This can be usefull if you work in a team. Write in ``main.py``
.. code:: python
import exman
# you should always use `exman.simpleroot(__file__)` unless you want another dir
parser = exman.ExParser(
root=exman.simpleroot(__file__),
automark=['user'],
# store `user: myuser` content in local.cfg
default_config_files=['local.cfg']
)
parser.add_argument('--user')
After you've done that, your team runs can be stored in a single exman
directory assuming all access rights are correctly set up.
::
exman/marked/user/<username>/constant/<name-of-experiment>/...
Directory Structure and CLI
---------------------------
In command line runs will look also the same:
::
python main.py --param1 foo --param2 bar
Things change if you actually run the program. It dumps all the parsed
parameters combined with defaults into Yaml style file into location
``root/runs/<name-of-experiment>/params.yaml``. ``name-of-experiment``
is generic and autocreated on the fly. For quick look or search there
are symlinks in the ``index`` folder e.g.

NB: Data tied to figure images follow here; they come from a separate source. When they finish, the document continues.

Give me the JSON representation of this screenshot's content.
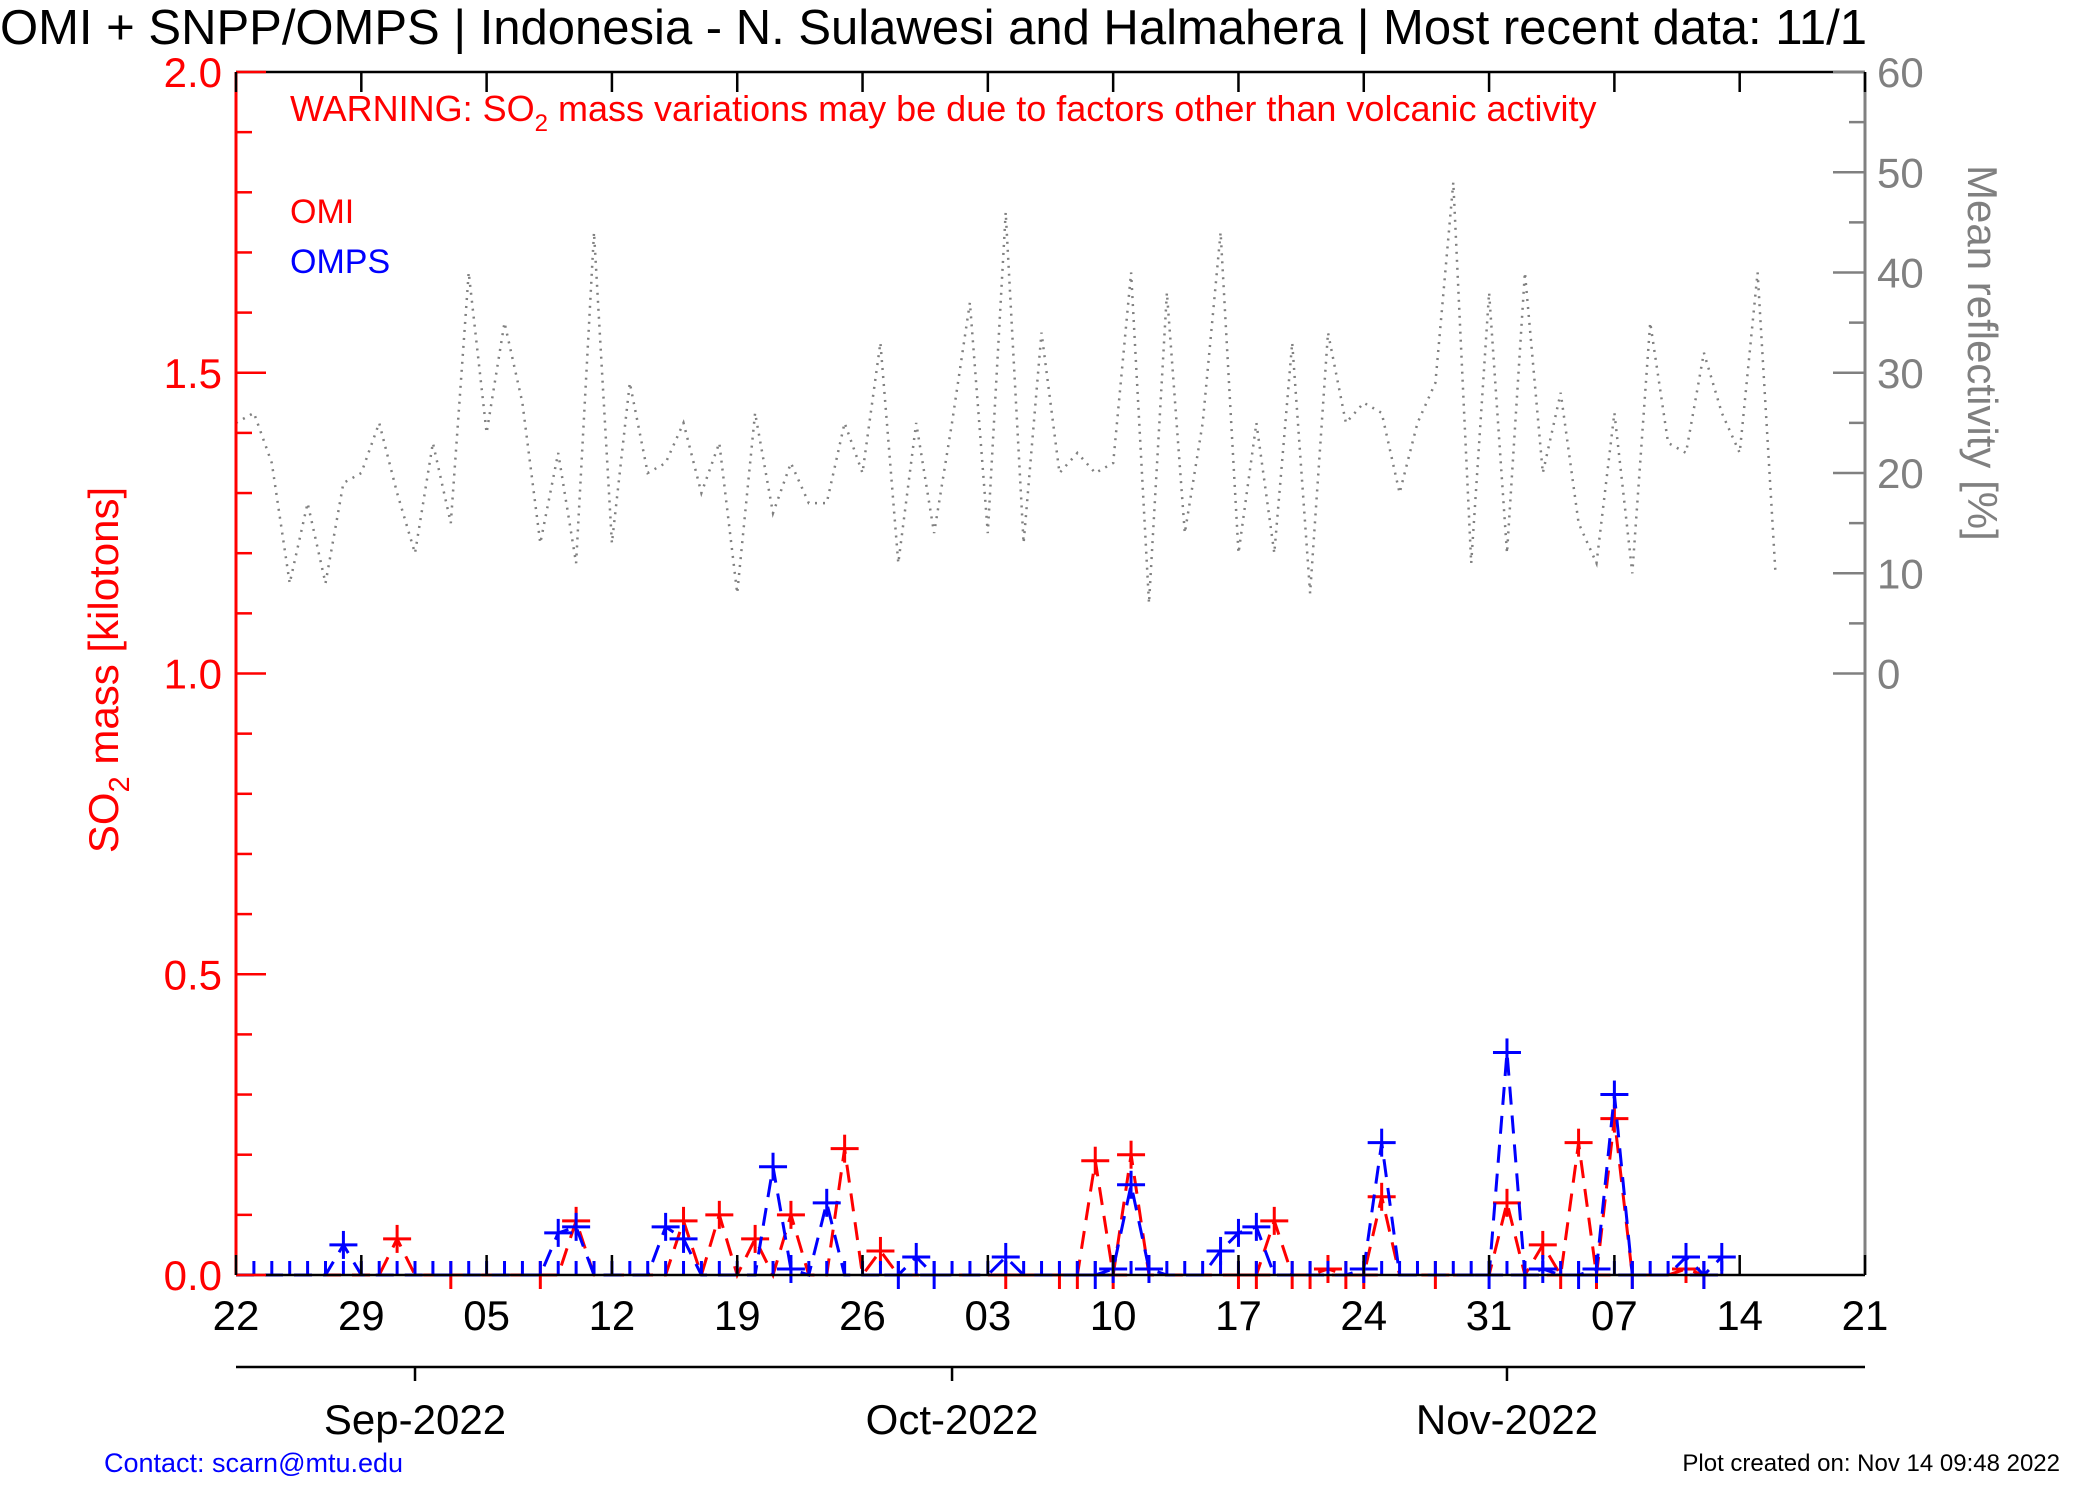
{
  "title": "OMI + SNPP/OMPS | Indonesia - N. Sulawesi and Halmahera | Most recent data: 11/1",
  "warning": {
    "prefix": "WARNING: SO",
    "subscript": "2",
    "suffix": " mass variations may be due to factors other than volcanic activity"
  },
  "legend": {
    "omi": "OMI",
    "omps": "OMPS"
  },
  "contact": "Contact: scarn@mtu.edu",
  "created": "Plot created on: Nov 14 09:48 2022",
  "colors": {
    "omi": "#ff0000",
    "omps": "#0000ff",
    "reflectivity": "#808080",
    "axis": "#000000"
  },
  "chart_data": {
    "type": "line",
    "y_left": {
      "label_prefix": "SO",
      "label_sub": "2",
      "label_suffix": " mass [kilotons]",
      "range": [
        0,
        2.0
      ],
      "tick_labels": [
        "0.0",
        "0.5",
        "1.0",
        "1.5",
        "2.0"
      ],
      "tick_values": [
        0,
        0.5,
        1.0,
        1.5,
        2.0
      ]
    },
    "y_right": {
      "label": "Mean reflectivity [%]",
      "range": [
        -60,
        60
      ],
      "tick_values": [
        0,
        10,
        20,
        30,
        40,
        50,
        60
      ],
      "tick_labels": [
        "0",
        "10",
        "20",
        "30",
        "40",
        "50",
        "60"
      ]
    },
    "x": {
      "start": "2022-08-22",
      "end": "2022-11-21",
      "tick_dates": [
        "2022-08-22",
        "2022-08-29",
        "2022-09-05",
        "2022-09-12",
        "2022-09-19",
        "2022-09-26",
        "2022-10-03",
        "2022-10-10",
        "2022-10-17",
        "2022-10-24",
        "2022-10-31",
        "2022-11-07",
        "2022-11-14",
        "2022-11-21"
      ],
      "tick_labels": [
        "22",
        "29",
        "05",
        "12",
        "19",
        "26",
        "03",
        "10",
        "17",
        "24",
        "31",
        "07",
        "14",
        "21"
      ],
      "months": [
        {
          "label": "Sep-2022",
          "date": "2022-09-01"
        },
        {
          "label": "Oct-2022",
          "date": "2022-10-01"
        },
        {
          "label": "Nov-2022",
          "date": "2022-11-01"
        }
      ]
    },
    "series": [
      {
        "name": "OMI",
        "style": "dashed",
        "points": [
          [
            "2022-08-31",
            0.06
          ],
          [
            "2022-09-03",
            0.0
          ],
          [
            "2022-09-08",
            0.0
          ],
          [
            "2022-09-10",
            0.09
          ],
          [
            "2022-09-16",
            0.09
          ],
          [
            "2022-09-18",
            0.1
          ],
          [
            "2022-09-20",
            0.06
          ],
          [
            "2022-09-22",
            0.1
          ],
          [
            "2022-09-25",
            0.21
          ],
          [
            "2022-09-27",
            0.04
          ],
          [
            "2022-10-04",
            0.0
          ],
          [
            "2022-10-07",
            0.0
          ],
          [
            "2022-10-08",
            0.0
          ],
          [
            "2022-10-09",
            0.19
          ],
          [
            "2022-10-10",
            0.0
          ],
          [
            "2022-10-11",
            0.2
          ],
          [
            "2022-10-17",
            0.0
          ],
          [
            "2022-10-18",
            0.0
          ],
          [
            "2022-10-19",
            0.09
          ],
          [
            "2022-10-20",
            0.0
          ],
          [
            "2022-10-21",
            0.0
          ],
          [
            "2022-10-22",
            0.01
          ],
          [
            "2022-10-23",
            0.0
          ],
          [
            "2022-10-24",
            0.0
          ],
          [
            "2022-10-25",
            0.13
          ],
          [
            "2022-10-28",
            0.0
          ],
          [
            "2022-11-01",
            0.12
          ],
          [
            "2022-11-02",
            0.0
          ],
          [
            "2022-11-03",
            0.05
          ],
          [
            "2022-11-04",
            0.0
          ],
          [
            "2022-11-05",
            0.22
          ],
          [
            "2022-11-06",
            0.0
          ],
          [
            "2022-11-07",
            0.26
          ],
          [
            "2022-11-08",
            0.0
          ],
          [
            "2022-11-11",
            0.01
          ],
          [
            "2022-11-12",
            0.0
          ]
        ]
      },
      {
        "name": "OMPS",
        "style": "dashed",
        "points": [
          [
            "2022-08-28",
            0.05
          ],
          [
            "2022-09-09",
            0.07
          ],
          [
            "2022-09-10",
            0.08
          ],
          [
            "2022-09-15",
            0.08
          ],
          [
            "2022-09-16",
            0.06
          ],
          [
            "2022-09-21",
            0.18
          ],
          [
            "2022-09-22",
            0.01
          ],
          [
            "2022-09-24",
            0.12
          ],
          [
            "2022-09-28",
            0.0
          ],
          [
            "2022-09-29",
            0.03
          ],
          [
            "2022-09-30",
            0.0
          ],
          [
            "2022-10-04",
            0.03
          ],
          [
            "2022-10-09",
            0.0
          ],
          [
            "2022-10-10",
            0.01
          ],
          [
            "2022-10-11",
            0.15
          ],
          [
            "2022-10-12",
            0.01
          ],
          [
            "2022-10-16",
            0.04
          ],
          [
            "2022-10-17",
            0.07
          ],
          [
            "2022-10-18",
            0.08
          ],
          [
            "2022-10-24",
            0.01
          ],
          [
            "2022-10-25",
            0.22
          ],
          [
            "2022-10-31",
            0.0
          ],
          [
            "2022-11-01",
            0.37
          ],
          [
            "2022-11-02",
            0.0
          ],
          [
            "2022-11-03",
            0.01
          ],
          [
            "2022-11-05",
            0.0
          ],
          [
            "2022-11-06",
            0.01
          ],
          [
            "2022-11-07",
            0.3
          ],
          [
            "2022-11-08",
            0.0
          ],
          [
            "2022-11-11",
            0.03
          ],
          [
            "2022-11-12",
            0.0
          ],
          [
            "2022-11-13",
            0.03
          ]
        ]
      },
      {
        "name": "Mean reflectivity",
        "style": "dotted",
        "axis": "right",
        "values_daily_from": "2022-08-22",
        "values": [
          25,
          26,
          21,
          9,
          17,
          9,
          19,
          20,
          25,
          18,
          12,
          23,
          15,
          40,
          24,
          35,
          27,
          13,
          22,
          11,
          44,
          13,
          29,
          20,
          21,
          25,
          18,
          23,
          8,
          26,
          16,
          21,
          17,
          17,
          25,
          20,
          33,
          11,
          25,
          14,
          25,
          37,
          14,
          46,
          13,
          34,
          20,
          22,
          20,
          21,
          40,
          7,
          38,
          14,
          25,
          44,
          12,
          25,
          12,
          33,
          8,
          34,
          25,
          27,
          26,
          18,
          25,
          29,
          49,
          11,
          38,
          12,
          40,
          20,
          28,
          15,
          11,
          26,
          10,
          35,
          23,
          22,
          32,
          26,
          22,
          40,
          10
        ]
      }
    ],
    "grid": false,
    "legend_position": "top-left"
  }
}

``root/index/<name-of-experiment>.yaml``. Since a lot of experiments are
created and debugging is sometimes needed, you might want not to create
debug experiments in ``runs`` folder. For that case you just add
``--tmp`` flag and new filed will be written to
``root/tmp/<name-of-experiment>`` folder. That is convenient as you both
do not loose important info about experiment and results and can restore
these symlinks in index by hand if needed.
::
root
|-- runs
| `-- xxxxxx-YYYY-mm-dd-HH-MM-SS
| |-- params.yaml
| `-- ...
|-- fails
|-- index
| `-- xxxxxx-YYYY-mm-dd-HH-MM-SS.yaml (symlink)
|-- marked
| `-- <mark>
| `-- xxxxxx-YYYY-mm-dd-HH-MM-SS (symlink)
| |-- params.yaml
| `-- ...
`-- tmp
`-- xxxxxx-YYYY-mm-dd-HH-MM-SS
|-- params.yaml
`-- ...
Rerunning experiment
If you want to reproduce an experiment, you can provide source configuration file in yaml format. For example:
.. code:: bash
python main.py --config root/index/<name-of-experiment-to-reproduce>.yaml
All the values will be restored from the previous run. You can also
modify old values in --config ... using
.. code:: bash
python main.py --config root/index/<name-of-experiment-to-reproduce>.yaml --override-param=new_value
In case you do not want to restore some argument from saved config (it
may be some dynamic setted variable) you should use volatile=True in
add_argument:
.. code:: python
parser.add_argument('--my_dynamic_id', default=os.environ.get('AUTOSETTED_ID'), volatile=True)
Marking experiments
If you like some experiments you can mark them for easier later access.
::
cd root_of_exman_dir
exman mark <key> <#ex1> [<#ex2> <#ex3> ...]
and later in Jupyter
.. code:: python
index = exman.Index(exman.simpleroot('/path/to/main.py'))
experiments = index.info('<key>')
# assuming you work in a team and use best practice advice
user_experiments = index.info('user/username')
Deleting experiments
::
cd root_of_exman_dir
# delete only index
exman delete <#ex1> [<#ex2> <#ex3> ...]
# delete all files
exman delete --all <#ex1> [<#ex2> <#ex3> ...]